One thing’s the same, though, the ice bully
with his hand out, saying, “Sure, you can play,
you little turd, but it’s going to cost you.”
Good Company
Sometimes she sleeps without clothes
Next to me on the warm bed
One knee drawn up slightly
Head turned away on the pillow
All white sheets bright in morning light
Just out of easy reach, but there
Nonetheless, while from another room
A stranger’s eyes follow movement
Of sun from horizon to moon
Anticipating events in a sequence
Of natural selection taking place
On the fourth dimensional stage
Where lovers once toe-danced
On seashells and starfish
To the roll of oblivious waves.
the spontaneous
combustion of friendly fire
a million friends on the social pages
but you wake up each morning alone,
and on Saturday there still is no one
with a van at the curb with coffee
in hand to help you move your shit
from one 5th floor walkup to another.
sisters, brothers, cousins, friends -- these
days the extended family is limited
only by what it is being called upon
to do: praise, critique, jump on the bandwagon;
it’s a crap shoot who
really cares
what happens to you, one day to the next.

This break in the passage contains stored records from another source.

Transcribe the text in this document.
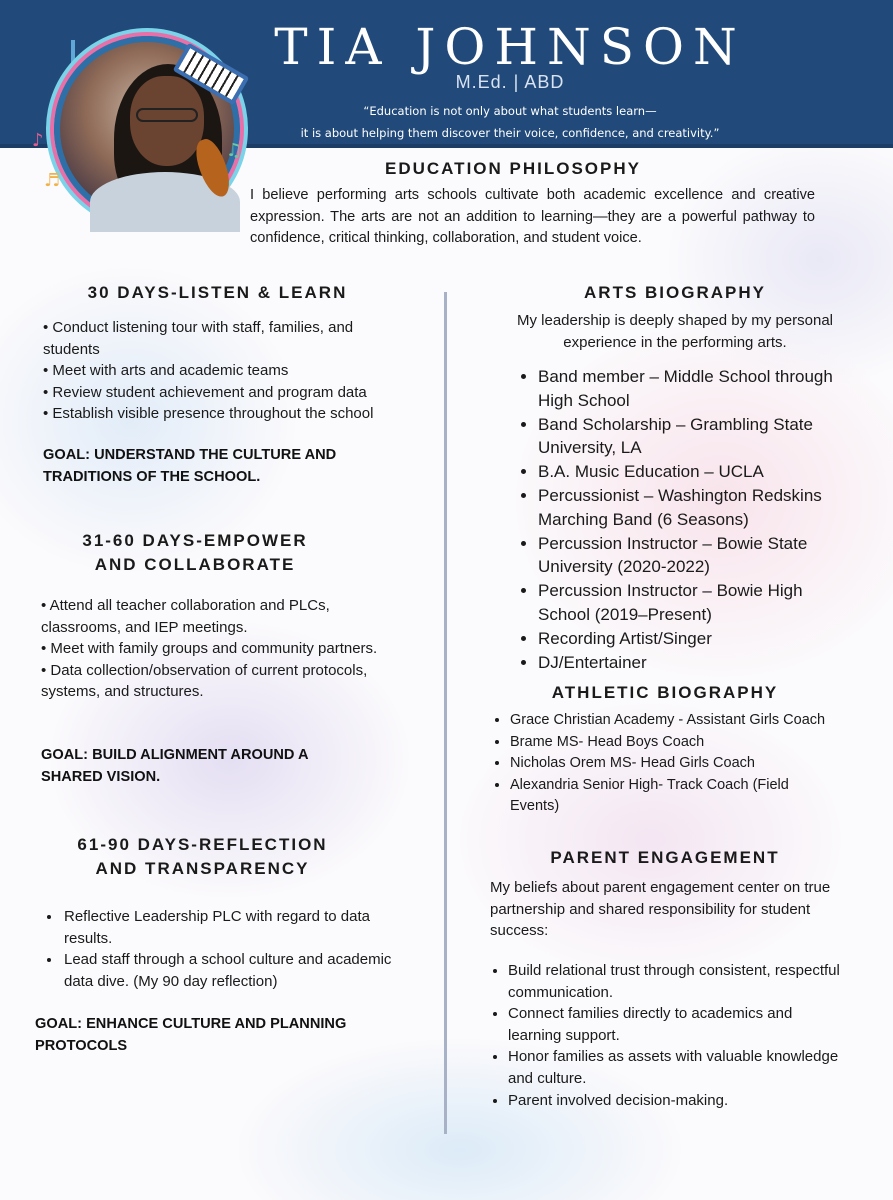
TIA JOHNSON
M.Ed. | ABD
“Education is not only about what students learn—
it is about helping them discover their voice, confidence, and creativity.”
♫
♪
♬
EDUCATION PHILOSOPHY
I believe performing arts schools cultivate both academic excellence and creative expression. The arts are not an addition to learning—they are a powerful pathway to confidence, critical thinking, collaboration, and student voice.
30 DAYS-LISTEN & LEARN
• Conduct listening tour with staff, families, and students
• Meet with arts and academic teams
• Review student achievement and program data
• Establish visible presence throughout the school
GOAL: UNDERSTAND THE CULTURE AND TRADITIONS OF THE SCHOOL.
31-60 DAYS-EMPOWER
AND COLLABORATE
• Attend all teacher collaboration and PLCs, classrooms, and IEP meetings.
• Meet with family groups and community partners.
• Data collection/observation of current protocols, systems, and structures.
GOAL: BUILD ALIGNMENT AROUND A SHARED VISION.
61-90 DAYS-REFLECTION
AND TRANSPARENCY
• Reflective Leadership PLC with regard to data results.
• Lead staff through a school culture and academic data dive. (My 90 day reflection)
GOAL: ENHANCE CULTURE AND PLANNING PROTOCOLS
ARTS BIOGRAPHY
My leadership is deeply shaped by my personal experience in the performing arts.
• Band member – Middle School through High School
• Band Scholarship – Grambling State University, LA
• B.A. Music Education – UCLA
• Percussionist – Washington Redskins Marching Band (6 Seasons)
• Percussion Instructor – Bowie State University (2020-2022)
• Percussion Instructor – Bowie High School (2019–Present)
• Recording Artist/Singer
• DJ/Entertainer
ATHLETIC BIOGRAPHY
• Grace Christian Academy - Assistant Girls Coach
• Brame MS- Head Boys Coach
• Nicholas Orem MS- Head Girls Coach
• Alexandria Senior High- Track Coach (Field Events)
PARENT ENGAGEMENT
My beliefs about parent engagement center on true partnership and shared responsibility for student success:
• Build relational trust through consistent, respectful communication.
• Connect families directly to academics and learning support.
• Honor families as assets with valuable knowledge and culture.
• Parent involved decision-making.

complex words proliferate online,
but explanations are much simpler than that.
one doesn’t really need
an Oxford vocabulary
or Roget’s, to explain what we were better off
without -- before computers, typewriters, papyrus …
or even the legendary stone tablets of Moses.

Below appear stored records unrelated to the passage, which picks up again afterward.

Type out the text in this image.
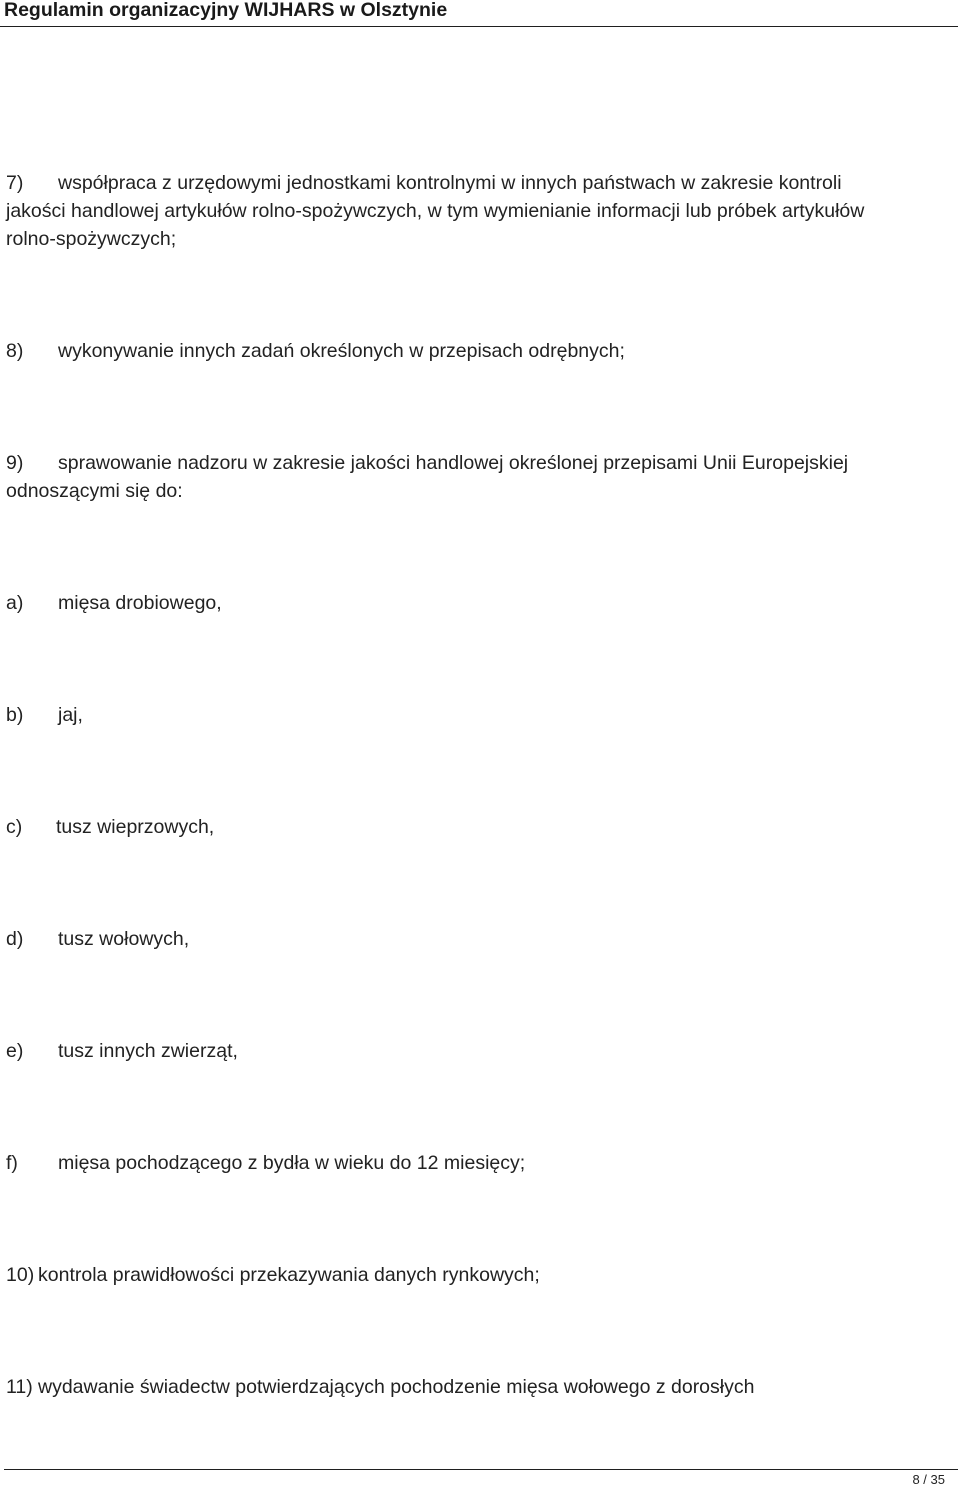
Regulamin organizacyjny WIJHARS w Olsztynie
7)	współpraca z urzędowymi jednostkami kontrolnymi w innych państwach w zakresie kontroli jakości handlowej artykułów rolno-spożywczych, w tym wymienianie informacji lub próbek artykułów rolno-spożywczych;
8)	wykonywanie innych zadań określonych w przepisach odrębnych;
9)	sprawowanie nadzoru w zakresie jakości handlowej określonej przepisami Unii Europejskiej odnoszącymi się do:
a)	mięsa drobiowego,
b)	jaj,
c)	tusz wieprzowych,
d)	tusz wołowych,
e)	tusz innych zwierząt,
f)	mięsa pochodzącego z bydła w wieku do 12 miesięcy;
10) kontrola prawidłowości przekazywania danych rynkowych;
11) wydawanie świadectw potwierdzających pochodzenie mięsa wołowego z dorosłych
8 / 35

the spontaneous combustion of friendly fire
was all they needed to sing and dance about.
The Art of Dennis
Hopper
July 16, 2010
I see Dennis Hopper’s art collection is scheduled for
auction at Christie’s.
I wonder if anyone dressed in blue velvet will ride in on a
Harley,
and if she does, will she also wear a clear plastic mask
hooked up
to a canister of nitrous oxide slung over her shoulder, and
will she also have
a bandolier of poppers to snap under the noses of climaxing
bidders?
Dennis, old man, you were indeed the bad boy, you and James,
and Sal and Peter and Jack. Will there ever be another your
equal
for suburban anarchist youths to model themselves after –
even as they
like you, becoming aging hipsters? One by one the old guard
is replaced by the new, but not all will be survivors, as
were you,
to finally find yourself hawking sound Ameriprise
investments
to similarly aging peers, an irony sharp enough to cut
through Rothko,
Rivers, Rauschenberg and other radical contemporaries you
lived with
in your head and on your walls. So, Hopper’s collection is
up for grabs.
That’s what happens, you know, the great works, the enduring ones,
That’s what happens, you know, the great works, the enduring ones,
just go shuffling about, house to house, room to room, wall
to wall
at the will of the money changers. But at this stage of the
game,
where hangs the art of Dennis Hopper’s not in the living
room,
but in room for living -- and not to be traded off for
anything.
gospel of poetry
friend john preached
the gospel of poetry is love;
long as the poem dwelt
on beauty, forget the rest.
he didn’t know poetry
is a distance runner
racing time with blood
in her eyes;
that over and done are blurs
in a phosphorus flash;
(or) when to shred
the psychic distance
between maker and plough.
(or) how to suspend
false resistance.
he didn’t know in this world
beauty rides a black horse,
carries a whip, and the sweat
in the small of her back
does not taste the same
to everyone.
A Cerebral Desire To Wed Infinity
1
Pluck the guitar from street side.
Play chords to stretch the imagination,
Play an endless scale.
2
The locus of concern is an estuary
Feeding the river at a point downstream.
Never been dead before. Same as alive.
3
The body bleeds out
on starched white sheets;
Sticky in the morning. Same as Love.
4
Do they exist because you are here?
Or do you exist because they are there?
A cerebral desire to wed infinity
Materializes while shaving.
Tissues do no one any good.
black beauty and poetry
old friend so and so preached
the gospel of poetry is love love love
long as the poem dwelt in the realm
of beauty, forget about the rest.
in this world beauty rides a black horse,
carries a whip, and the sweat
in the small of her back
does not taste the same to everyone.
Mike Foldes
is founder and managing editor of ragazine.cc,
the online magazine
of
art, information and entertainment. A collaboration of artists, writers,
photographers,
poets,
travelers and interested others, ragazine.cc is an eclectic collection
of material
with
a global audience in mind. His recent book, Sleeping Dogs: A true story of
the
Lindbergh
baby kidnapping, was
published by Split Oak Press, Ithaca, NY, in April
2012. Foldes makes his living as a sales engineer
specializing in medical electronics.
Among
his favorite jobs was tending bar at the Poetry Society headquarters in Earl's
Court
Square, London, England, in the early '70s, where he acquired a taste for warm
Guinness
while drinking with Dodie Farr, a distant cousin of the queen, and Neil
Gaydos,
a musician friend from upstate New York who he ran into on Portobello
Road.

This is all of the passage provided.